La emoción me impedía dormir y mi  lectura durante el vuelo era un libro llamado “Trucha azúl y Trufas negras”, que consistía de las memorias gastronómicas de mediado del siglo XX de Joseph Wechsber, austriaco apasionado por el buen comer.

En el capitulo 12 dedicado en su totalidad a las trufas, esos preciados tubérculos que van desde tonalidades negras hasta claros grises,  de la familia de los hongos,  son por lo general  del tamaño de una nuez, de forma irregular y apariencia desagradable. Crecen alrededor de los árboles de Roble en Francia e Italia, son  buscadas por perros y cerdos adiestrados, ya que el tufo de la trufa tiene un olor que excita a los cerdos. El kilo de trufa puede llegar a costar más de 5,000 dólares, irónico que hasta el día de hoy nadie pueda cultivarlos.

Las ganas de aprender no me sirvieron de mucho al llegar a la cocina, como buena  monarquía me dieron el puesto de menor jerarquía, en pocas palabras todos me podían mandar menos Jordi el lava platos y Don Chalo el lava cacharros, viejo cansado que lo único que hacía era quejarse de su trabajo, de la España post Franco y contarme chistes malos de Pancho Villa, su única referencia mexicana.

Entre las labores de la cocina  que nadie quería hacer y por ende me tocaban a mí, era  estar en el rincón junto a la tarja quitando las escamas y fileteando los 40 kilos de pescado fresco que llegaba todos los días de San Sebastián y lo peor de todo limpiar cajas y cajas de mejillones negros de Galicia para preparar la sopa estrella del restaurant.

Después de dos semanas, con las manos desechas  y el ánimo abollado, era media mañana cuando de pronto un olor intenso a humedad, a bosque, erótico,  me invadió la nariz, me intoxicó,  se me fue al cerebro, impulsivamente volteé a ver de donde venía, caminando por la entrada de la cocina un hombre regordete que por su aspecto supuse era granjero, cargaba una caja de madera donde lo único que podía ver a los 10 metros de distancia que se encontraba, eran bolas de lodo. El chef se acercó, lo saludó, se quejó del precio y finalmente aceptó el precio demandado.

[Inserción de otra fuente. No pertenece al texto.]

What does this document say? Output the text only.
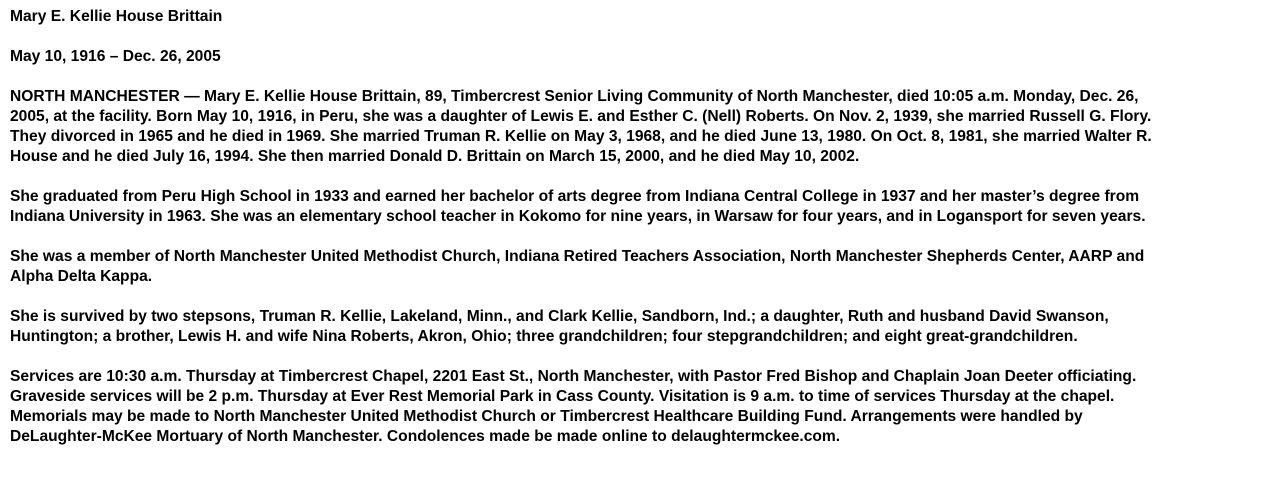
Mary E. Kellie House Brittain
May 10, 1916 – Dec. 26, 2005
NORTH MANCHESTER — Mary E. Kellie House Brittain, 89, Timbercrest Senior Living Community of North Manchester, died 10:05 a.m. Monday, Dec. 26,
2005, at the facility. Born May 10, 1916, in Peru, she was a daughter of Lewis E. and Esther C. (Nell) Roberts. On Nov. 2, 1939, she married Russell G. Flory.
They divorced in 1965 and he died in 1969. She married Truman R. Kellie on May 3, 1968, and he died June 13, 1980. On Oct. 8, 1981, she married Walter R.
House and he died July 16, 1994. She then married Donald D. Brittain on March 15, 2000, and he died May 10, 2002.
She graduated from Peru High School in 1933 and earned her bachelor of arts degree from Indiana Central College in 1937 and her master’s degree from
Indiana University in 1963. She was an elementary school teacher in Kokomo for nine years, in Warsaw for four years, and in Logansport for seven years.
She was a member of North Manchester United Methodist Church, Indiana Retired Teachers Association, North Manchester Shepherds Center, AARP and
Alpha Delta Kappa.
She is survived by two stepsons, Truman R. Kellie, Lakeland, Minn., and Clark Kellie, Sandborn, Ind.; a daughter, Ruth and husband David Swanson,
Huntington; a brother, Lewis H. and wife Nina Roberts, Akron, Ohio; three grandchildren; four stepgrandchildren; and eight great-grandchildren.
Services are 10:30 a.m. Thursday at Timbercrest Chapel, 2201 East St., North Manchester, with Pastor Fred Bishop and Chaplain Joan Deeter officiating.
Graveside services will be 2 p.m. Thursday at Ever Rest Memorial Park in Cass County. Visitation is 9 a.m. to time of services Thursday at the chapel.
Memorials may be made to North Manchester United Methodist Church or Timbercrest Healthcare Building Fund. Arrangements were handled by
DeLaughter-McKee Mortuary of North Manchester. Condolences made be made online to delaughtermckee.com.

Respetuosamente me acerqué hacia el chef, que  hasta ese día no me había vuelto a dirigir la palabra desde que había llegado a trabajar para el. Eran trufas negras que venían cubiertas de lodo, y el chef apasionadamente me mostró como limpiarlas con una escobilla, nunca con agua. Tomó su navaja, rasuró una orilla del tubérculo y con su marcado acento vasco me dijo: “Son trufas, prueba, no creo que en Mexico existan”.  Tenía razón, no existen. La explosión de sabor en mi boca duró toda la mañana. Ese día entendí lo importante que era para mí estar ahí.


Escribí este texto hace mas de 15 años. Fue el primero.